This is the story of the author of a classic of English literature, who is far less renowned than her crowning achievement, Lark Rise to Candleford. While Flora Thompson’s much-loved portrait of life in the 19th century countryside has inspired a hit television series, relatively little is known about the author herself.
In this highly original book, bestselling biographer and nature writer Richard Mabey sympathetically retraces her life and her transformation from a post-office clerk who left school at fourteen to a sophisticated professional writer. Mabey shows how her legacy emerged from the creative tension between two different dreams of the good life. While her work’s appeal comes from her commemoration of the virtues of traditional village life, just when these values were being eroded by the advance of urbanisation, her own history consisted chiefly of an escape from this culture, and a hunger to become a different kind of person, a writer with her sights on the skies.

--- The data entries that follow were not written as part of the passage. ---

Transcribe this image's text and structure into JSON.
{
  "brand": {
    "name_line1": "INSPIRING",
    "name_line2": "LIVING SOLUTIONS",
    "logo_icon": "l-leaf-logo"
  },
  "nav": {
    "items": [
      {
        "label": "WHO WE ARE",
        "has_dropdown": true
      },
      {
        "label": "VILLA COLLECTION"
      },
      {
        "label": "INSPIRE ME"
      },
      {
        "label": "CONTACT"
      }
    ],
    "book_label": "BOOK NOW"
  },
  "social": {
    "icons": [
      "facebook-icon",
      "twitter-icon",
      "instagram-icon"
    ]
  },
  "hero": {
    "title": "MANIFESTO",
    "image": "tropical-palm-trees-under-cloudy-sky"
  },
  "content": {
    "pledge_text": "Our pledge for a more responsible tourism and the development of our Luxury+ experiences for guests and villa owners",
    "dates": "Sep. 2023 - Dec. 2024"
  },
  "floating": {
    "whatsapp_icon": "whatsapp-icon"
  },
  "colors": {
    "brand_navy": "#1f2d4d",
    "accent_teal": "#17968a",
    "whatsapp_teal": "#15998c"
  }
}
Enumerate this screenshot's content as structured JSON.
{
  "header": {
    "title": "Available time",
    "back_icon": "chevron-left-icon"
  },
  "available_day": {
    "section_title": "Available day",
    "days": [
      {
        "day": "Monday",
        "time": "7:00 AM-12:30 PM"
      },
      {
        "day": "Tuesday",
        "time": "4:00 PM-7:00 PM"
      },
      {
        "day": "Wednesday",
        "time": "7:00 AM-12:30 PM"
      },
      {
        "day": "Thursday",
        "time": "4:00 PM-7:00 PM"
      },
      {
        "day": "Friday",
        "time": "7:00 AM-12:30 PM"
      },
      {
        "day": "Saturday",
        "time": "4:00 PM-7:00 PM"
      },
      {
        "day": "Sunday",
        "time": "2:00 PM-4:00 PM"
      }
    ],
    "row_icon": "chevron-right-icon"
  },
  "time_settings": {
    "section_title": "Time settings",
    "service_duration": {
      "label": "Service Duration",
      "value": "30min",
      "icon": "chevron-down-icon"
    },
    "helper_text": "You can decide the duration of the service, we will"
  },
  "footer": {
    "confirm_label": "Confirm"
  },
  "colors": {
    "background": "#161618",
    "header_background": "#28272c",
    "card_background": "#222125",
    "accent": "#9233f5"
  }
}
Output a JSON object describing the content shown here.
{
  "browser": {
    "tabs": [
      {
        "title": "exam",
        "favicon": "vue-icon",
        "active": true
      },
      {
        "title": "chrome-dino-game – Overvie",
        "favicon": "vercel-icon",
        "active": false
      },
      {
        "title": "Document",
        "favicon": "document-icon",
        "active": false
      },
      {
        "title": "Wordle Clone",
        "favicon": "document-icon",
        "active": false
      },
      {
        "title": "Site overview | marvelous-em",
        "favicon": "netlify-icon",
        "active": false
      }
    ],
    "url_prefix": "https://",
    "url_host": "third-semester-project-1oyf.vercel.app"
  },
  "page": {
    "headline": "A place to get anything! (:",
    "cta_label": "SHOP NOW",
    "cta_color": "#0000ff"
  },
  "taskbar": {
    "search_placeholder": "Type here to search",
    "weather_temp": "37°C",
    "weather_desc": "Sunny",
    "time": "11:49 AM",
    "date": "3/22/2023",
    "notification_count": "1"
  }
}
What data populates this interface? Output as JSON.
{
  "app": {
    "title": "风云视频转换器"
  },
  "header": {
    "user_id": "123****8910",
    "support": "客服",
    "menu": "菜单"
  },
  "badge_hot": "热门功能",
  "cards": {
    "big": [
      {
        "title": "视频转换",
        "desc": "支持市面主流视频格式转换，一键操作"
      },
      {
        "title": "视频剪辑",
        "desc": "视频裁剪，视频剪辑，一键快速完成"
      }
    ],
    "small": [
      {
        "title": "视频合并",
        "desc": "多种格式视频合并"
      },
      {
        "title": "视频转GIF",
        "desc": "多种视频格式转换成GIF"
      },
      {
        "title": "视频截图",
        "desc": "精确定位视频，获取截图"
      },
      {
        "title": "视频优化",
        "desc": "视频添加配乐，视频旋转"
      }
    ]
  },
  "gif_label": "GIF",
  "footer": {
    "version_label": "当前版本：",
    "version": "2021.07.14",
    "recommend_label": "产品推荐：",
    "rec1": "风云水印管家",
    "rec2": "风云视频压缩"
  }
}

Above all, this book helps us understand how the creation of a formidable imagination can arise from the humblest of beginnings. Using an innovative biographical structure, Mabey interprets the Lark Rise trilogy with intelligence and sensitivity, showing how its semi-fictional story interweaves with the facts of Thompson’s real life as she painstakingly taught herself to write: soaking up the atmosphere of literary bohemia in Surrey; finding her true voice in the Hampshire hills, the charged literary landscape of her heroes, Gilbert White and Jane Austen; and the inspired creation of her leading character, Laura, a semi-fictionalised version of her childhood self. Mabey’s empathy with the nuances of Thompson’s narrative voice, as she switches between Laura’s ‘child’s eye’ and the writer’s own adult perspective, make this biography a joy to read. Dreams of the Good Life paints a poignant, unforgettable portrait of a working-class woman writer’s struggle for creative expression.